RESEARCHERS ARE DEVELOPING FACE MASKS THAT LIGHT-UP WHEN IT DETECTS THE CORONAVIRUS

Coronavirus (COVID-19) Most Read

Thu 14 May 2020:

Sensors in face mask would light up to signal the presence of the new coronavirus when an infected person breathes, coughs, or sneezes

Researchers with Harvard and MIT are developing a face mask that can detect if the wearer is infected with coronavirus, media outlets report.

When saliva comes into contact with the fabric, whether through coughing, sneezing or just talking, a special material lining the mask will turn fluorescent if coronavirus is present, according to Harvard’s Wyss Institute.

If development is successful, the mask could be a powerful new tool against the virus, allowing for faster detection, and potentially greater accuracy, James Collins, an MIT professor of bioengineering involved with the project, told Business Insider.

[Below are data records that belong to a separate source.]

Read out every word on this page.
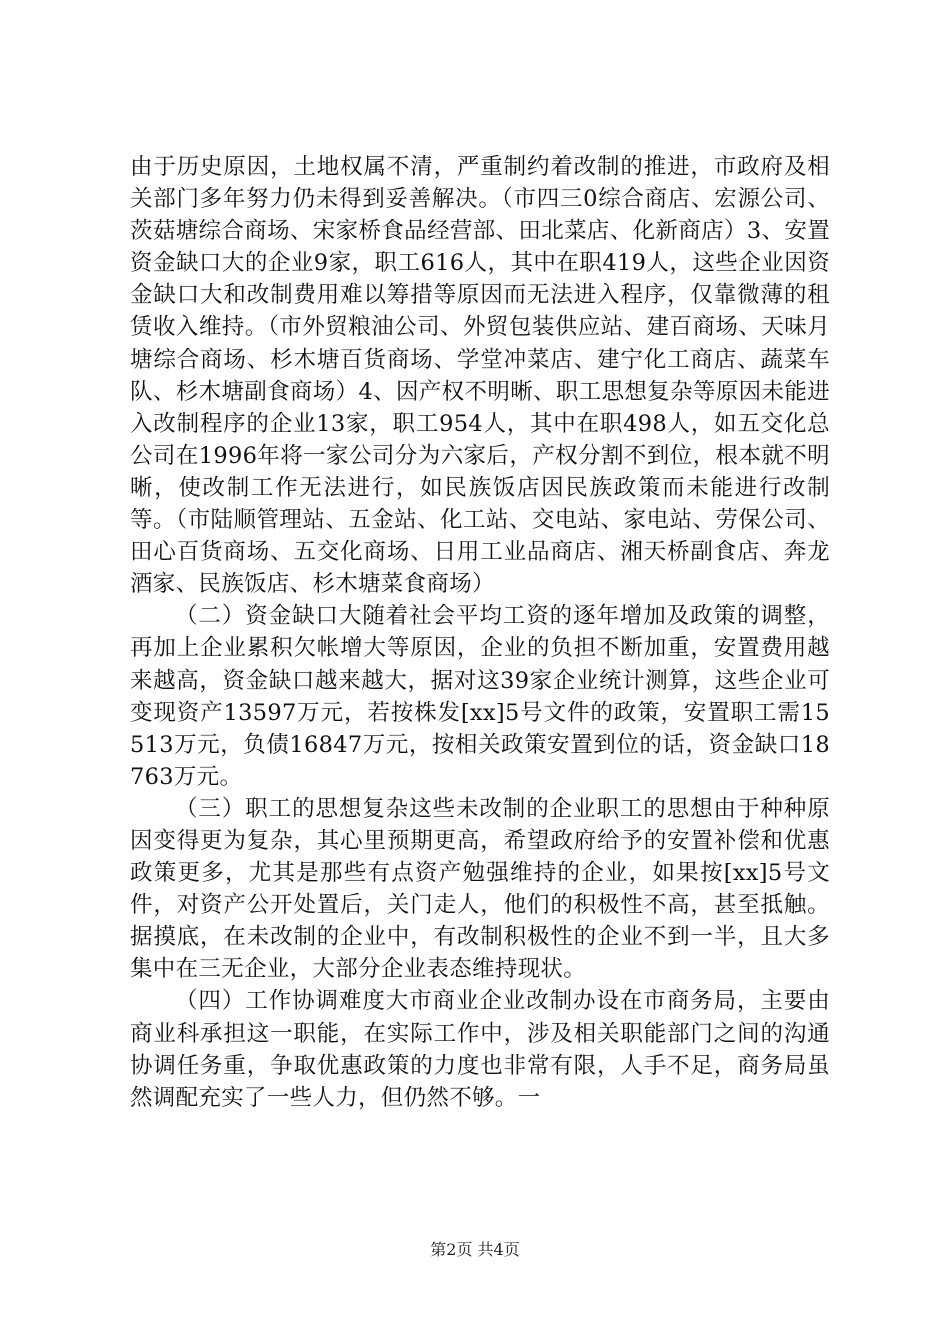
由于历史原因，土地权属不清，严重制约着改制的推进，市政府及相关部门多年努力仍未得到妥善解决。（市四三0综合商店、宏源公司、茨菇塘综合商场、宋家桥食品经营部、田北菜店、化新商店）3、安置资金缺口大的企业9家，职工616人，其中在职419人，这些企业因资金缺口大和改制费用难以筹措等原因而无法进入程序，仅靠微薄的租赁收入维持。（市外贸粮油公司、外贸包装供应站、建百商场、天味月塘综合商场、杉木塘百货商场、学堂冲菜店、建宁化工商店、蔬菜车队、杉木塘副食商场）4、因产权不明晰、职工思想复杂等原因未能进入改制程序的企业13家，职工954人，其中在职498人，如五交化总公司在1996年将一家公司分为六家后，产权分割不到位，根本就不明晰，使改制工作无法进行，如民族饭店因民族政策而未能进行改制等。（市陆顺管理站、五金站、化工站、交电站、家电站、劳保公司、田心百货商场、五交化商场、日用工业品商店、湘天桥副食店、奔龙酒家、民族饭店、杉木塘菜食商场）

（二）资金缺口大随着社会平均工资的逐年增加及政策的调整，再加上企业累积欠帐增大等原因，企业的负担不断加重，安置费用越来越高，资金缺口越来越大，据对这39家企业统计测算，这些企业可变现资产13597万元，若按株发[xx]5号文件的政策，安置职工需15513万元，负债16847万元，按相关政策安置到位的话，资金缺口18763万元。

（三）职工的思想复杂这些未改制的企业职工的思想由于种种原因变得更为复杂，其心里预期更高，希望政府给予的安置补偿和优惠政策更多，尤其是那些有点资产勉强维持的企业，如果按[xx]5号文件，对资产公开处置后，关门走人，他们的积极性不高，甚至抵触。据摸底，在未改制的企业中，有改制积极性的企业不到一半，且大多集中在三无企业，大部分企业表态维持现状。

（四）工作协调难度大市商业企业改制办设在市商务局，主要由商业科承担这一职能，在实际工作中，涉及相关职能部门之间的沟通协调任务重，争取优惠政策的力度也非常有限，人手不足，商务局虽然调配充实了一些人力，但仍然不够。一

第2页 共4页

“As we open up our transit system, you could envision it being used in airports as we go through security, as we wait to get on a plane,” Collins said. “You or I could use it on the way to and from work. Hospitals could use it for patients as they come in or wait in the waiting room as a prescreen of who’s infected.”

As countries around the world get up and running again, many are relying on temperature checks to detect infected individuals and pluck them out of circulation where they might otherwise kick off a new outbreak, outlets report.

But coronavirus can be coursing through someone’s body for days without causing a fever or other symptoms, experts say, and so temperature checks might miss someone who is asymptomatic or presymptomatic.

That’s not a problem the mask will have.

Symptoms or no, if coronavirus touches the inside, it should show within three hours, Collins said in an interview with the Allen Institute.

Fluorescent light is needed to see if there’s been a reaction.

“The signal could be detected by a simple, hand-held device. If it hasn’t, you could take with some confidence that at present you’re not infected,” he told the Allen Institute. “If the mask does produce a fluorescence signal, the protocol would likely be contact your physician, as well as to immediately begin to self-isolate.”

Collins added that although the team is in the early stages of development, he is hopeful the mask will be publicly available this summer.